President Joe Biden pledged $1 billion to a major international climate aid fund on Thursday, a move that seeks to burnish United States credibility after former President Donald Trump and congressional Republicans had zeroed out U.S. contributions for the program.
The news: The financial injection to the Green Climate Fund brings the U.S. contribution to a total of $2 billion, still short of former President Barack Obama’s initial $3 billion promise. But it signals the Biden administration is responding to calls from developing nations to deliver more money to help them cope with the effects of the changing climate.
“The impacts of climate change will be felt the most by those who have contributed the least to the problem, including developing nations,” Biden told the virtual gathering of the the Major Economies Forum on Energy and Climate. “As large economies we must support these economies. The fund is critical in ways to helping developing nations that they can’t do now — but it should not be the only way.”
Context: The Major Economies Forum was first launched in 2009 and now includes more than two dozen countries that produce 80 percent of the world’s greenhouse gas emissions and GDP. It is the first such meeting since last November’s U.N. climate talks in Sharm el-Sheikh, Egypt, where nations agreed to a “loss and damage” fund to pay vulnerable nations for irreparable climate damage.
Poorer nations have ramped up pressure on rich ones to provide more finance for combating climate change. Biden has tried to answer that call with a pledge to deliver $11 billion in climate finance annually by 2024 — but it is unclear how the administration will get House Republicans to approve that spending.

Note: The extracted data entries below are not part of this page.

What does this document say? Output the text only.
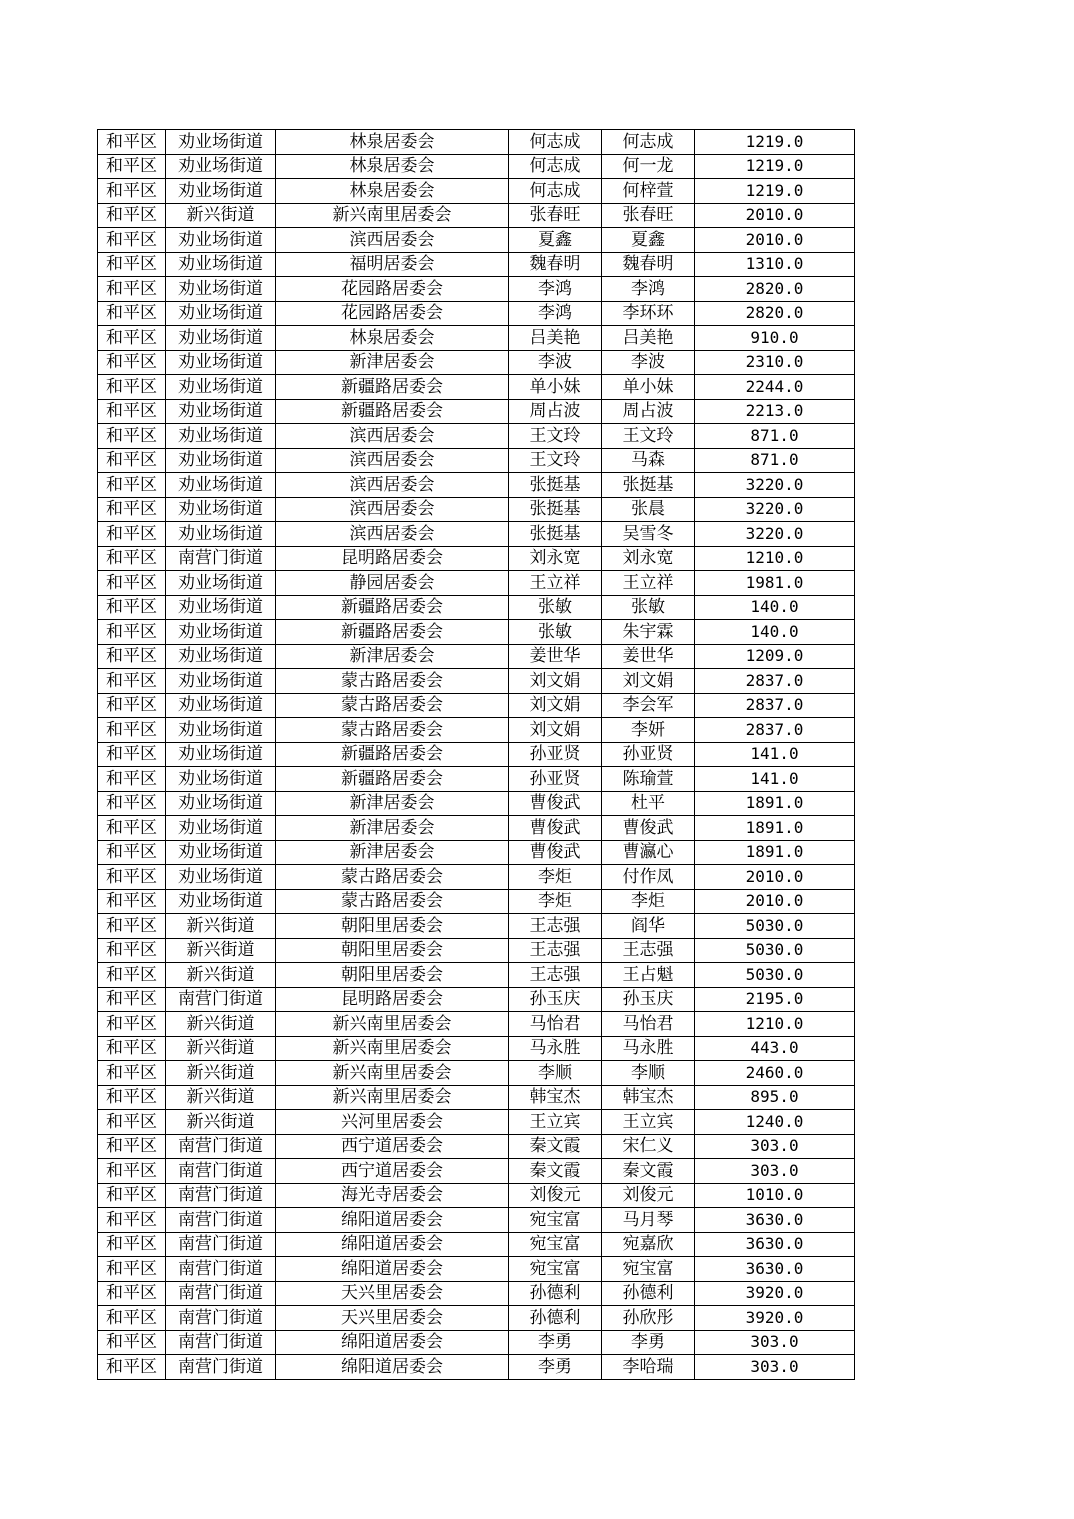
和平区	劝业场街道	林泉居委会	何志成	何志成	1219.0
和平区	劝业场街道	林泉居委会	何志成	何一龙	1219.0
和平区	劝业场街道	林泉居委会	何志成	何梓萱	1219.0
和平区	新兴街道	新兴南里居委会	张春旺	张春旺	2010.0
和平区	劝业场街道	滨西居委会	夏鑫	夏鑫	2010.0
和平区	劝业场街道	福明居委会	魏春明	魏春明	1310.0
和平区	劝业场街道	花园路居委会	李鸿	李鸿	2820.0
和平区	劝业场街道	花园路居委会	李鸿	李环环	2820.0
和平区	劝业场街道	林泉居委会	吕美艳	吕美艳	910.0
和平区	劝业场街道	新津居委会	李波	李波	2310.0
和平区	劝业场街道	新疆路居委会	单小妹	单小妹	2244.0
和平区	劝业场街道	新疆路居委会	周占波	周占波	2213.0
和平区	劝业场街道	滨西居委会	王文玲	王文玲	871.0
和平区	劝业场街道	滨西居委会	王文玲	马森	871.0
和平区	劝业场街道	滨西居委会	张挺基	张挺基	3220.0
和平区	劝业场街道	滨西居委会	张挺基	张晨	3220.0
和平区	劝业场街道	滨西居委会	张挺基	吴雪冬	3220.0
和平区	南营门街道	昆明路居委会	刘永宽	刘永宽	1210.0
和平区	劝业场街道	静园居委会	王立祥	王立祥	1981.0
和平区	劝业场街道	新疆路居委会	张敏	张敏	140.0
和平区	劝业场街道	新疆路居委会	张敏	朱宇霖	140.0
和平区	劝业场街道	新津居委会	姜世华	姜世华	1209.0
和平区	劝业场街道	蒙古路居委会	刘文娟	刘文娟	2837.0
和平区	劝业场街道	蒙古路居委会	刘文娟	李会军	2837.0
和平区	劝业场街道	蒙古路居委会	刘文娟	李妍	2837.0
和平区	劝业场街道	新疆路居委会	孙亚贤	孙亚贤	141.0
和平区	劝业场街道	新疆路居委会	孙亚贤	陈瑜萱	141.0
和平区	劝业场街道	新津居委会	曹俊武	杜平	1891.0
和平区	劝业场街道	新津居委会	曹俊武	曹俊武	1891.0
和平区	劝业场街道	新津居委会	曹俊武	曹瀛心	1891.0
和平区	劝业场街道	蒙古路居委会	李炬	付作凤	2010.0
和平区	劝业场街道	蒙古路居委会	李炬	李炬	2010.0
和平区	新兴街道	朝阳里居委会	王志强	阎华	5030.0
和平区	新兴街道	朝阳里居委会	王志强	王志强	5030.0
和平区	新兴街道	朝阳里居委会	王志强	王占魁	5030.0
和平区	南营门街道	昆明路居委会	孙玉庆	孙玉庆	2195.0
和平区	新兴街道	新兴南里居委会	马怡君	马怡君	1210.0
和平区	新兴街道	新兴南里居委会	马永胜	马永胜	443.0
和平区	新兴街道	新兴南里居委会	李顺	李顺	2460.0
和平区	新兴街道	新兴南里居委会	韩宝杰	韩宝杰	895.0
和平区	新兴街道	兴河里居委会	王立宾	王立宾	1240.0
和平区	南营门街道	西宁道居委会	秦文霞	宋仁义	303.0
和平区	南营门街道	西宁道居委会	秦文霞	秦文霞	303.0
和平区	南营门街道	海光寺居委会	刘俊元	刘俊元	1010.0
和平区	南营门街道	绵阳道居委会	宛宝富	马月琴	3630.0
和平区	南营门街道	绵阳道居委会	宛宝富	宛嘉欣	3630.0
和平区	南营门街道	绵阳道居委会	宛宝富	宛宝富	3630.0
和平区	南营门街道	天兴里居委会	孙德利	孙德利	3920.0
和平区	南营门街道	天兴里居委会	孙德利	孙欣彤	3920.0
和平区	南营门街道	绵阳道居委会	李勇	李勇	303.0
和平区	南营门街道	绵阳道居委会	李勇	李哈瑞	303.0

Biden said that nations must work together to reshape multilateral development banks like the World Bank to fight climate change. The Bank concluded its spring meetings last week and laid out an “evolution roadmap” to engage on climate change.

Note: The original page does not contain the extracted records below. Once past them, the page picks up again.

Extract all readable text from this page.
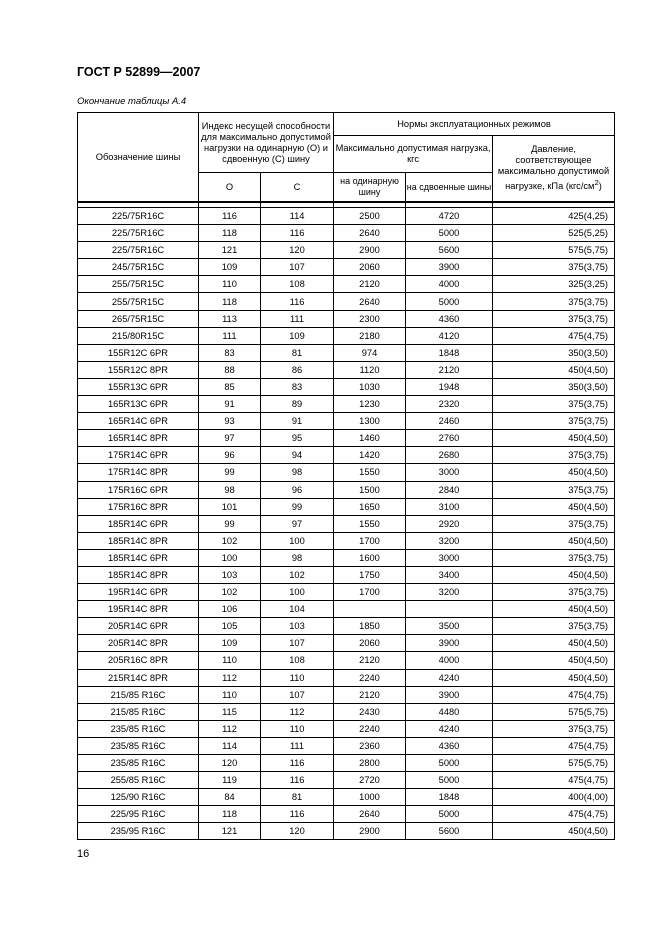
ГОСТ Р 52899—2007
Окончание таблицы А.4
Обозначение шины	Индекс несущей способности для максимально допустимой нагрузки на одинарную (О) и сдвоенную (С) шину		Нормы эксплуатационных режимов		
			Максимально допустимая нагрузка, кгс		Давление, соответствующее максимально допустимой нагрузке, кПа $(кгс/см^2)$
	О	С	на одинарную шину	на сдвоенные шины	

225/75R16C	116	114	2500	4720	425(4,25)
225/75R16C	118	116	2640	5000	525(5,25)
225/75R16C	121	120	2900	5600	575(5,75)
245/75R15C	109	107	2060	3900	375(3,75)
255/75R15C	110	108	2120	4000	325(3,25)
255/75R15C	118	116	2640	5000	375(3,75)
265/75R15C	113	111	2300	4360	375(3,75)
215/80R15C	111	109	2180	4120	475(4,75)
155R12C 6PR	83	81	974	1848	350(3,50)
155R12C 8PR	88	86	1120	2120	450(4,50)
155R13C 6PR	85	83	1030	1948	350(3,50)
165R13C 6PR	91	89	1230	2320	375(3,75)
165R14C 6PR	93	91	1300	2460	375(3,75)
165R14C 8PR	97	95	1460	2760	450(4,50)
175R14C 6PR	96	94	1420	2680	375(3,75)
175R14C 8PR	99	98	1550	3000	450(4,50)
175R16C 6PR	98	96	1500	2840	375(3,75)
175R16C 8PR	101	99	1650	3100	450(4,50)
185R14C 6PR	99	97	1550	2920	375(3,75)
185R14C 8PR	102	100	1700	3200	450(4,50)
185R14C 6PR	100	98	1600	3000	375(3,75)
185R14C 8PR	103	102	1750	3400	450(4,50)
195R14C 6PR	102	100	1700	3200	375(3,75)
195R14C 8PR	106	104			450(4,50)
205R14C 6PR	105	103	1850	3500	375(3,75)
205R14C 8PR	109	107	2060	3900	450(4,50)
205R16C 8PR	110	108	2120	4000	450(4,50)
215R14C 8PR	112	110	2240	4240	450(4,50)
215/85 R16C	110	107	2120	3900	475(4,75)
215/85 R16C	115	112	2430	4480	575(5,75)
235/85 R16C	112	110	2240	4240	375(3,75)
235/85 R16C	114	111	2360	4360	475(4,75)
235/85 R16C	120	116	2800	5000	575(5,75)
255/85 R16C	119	116	2720	5000	475(4,75)
125/90 R16C	84	81	1000	1848	400(4,00)
225/95 R16C	118	116	2640	5000	475(4,75)
235/95 R16C	121	120	2900	5600	450(4,50)
16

Details: The Biden administration also announced other initiatives, including a new “Methane Finance Sprint” to raise at least $200 million from public and philanthropic sources by the start of the annual U.N. climate talks in November. Biden said the effort would help the U.S. and other countries reach goals to slash methane emissions 30 percent this decade.
Biden also said he would requested $500 million over five years from Congress for the Amazon Fund, an effort to end deforestation.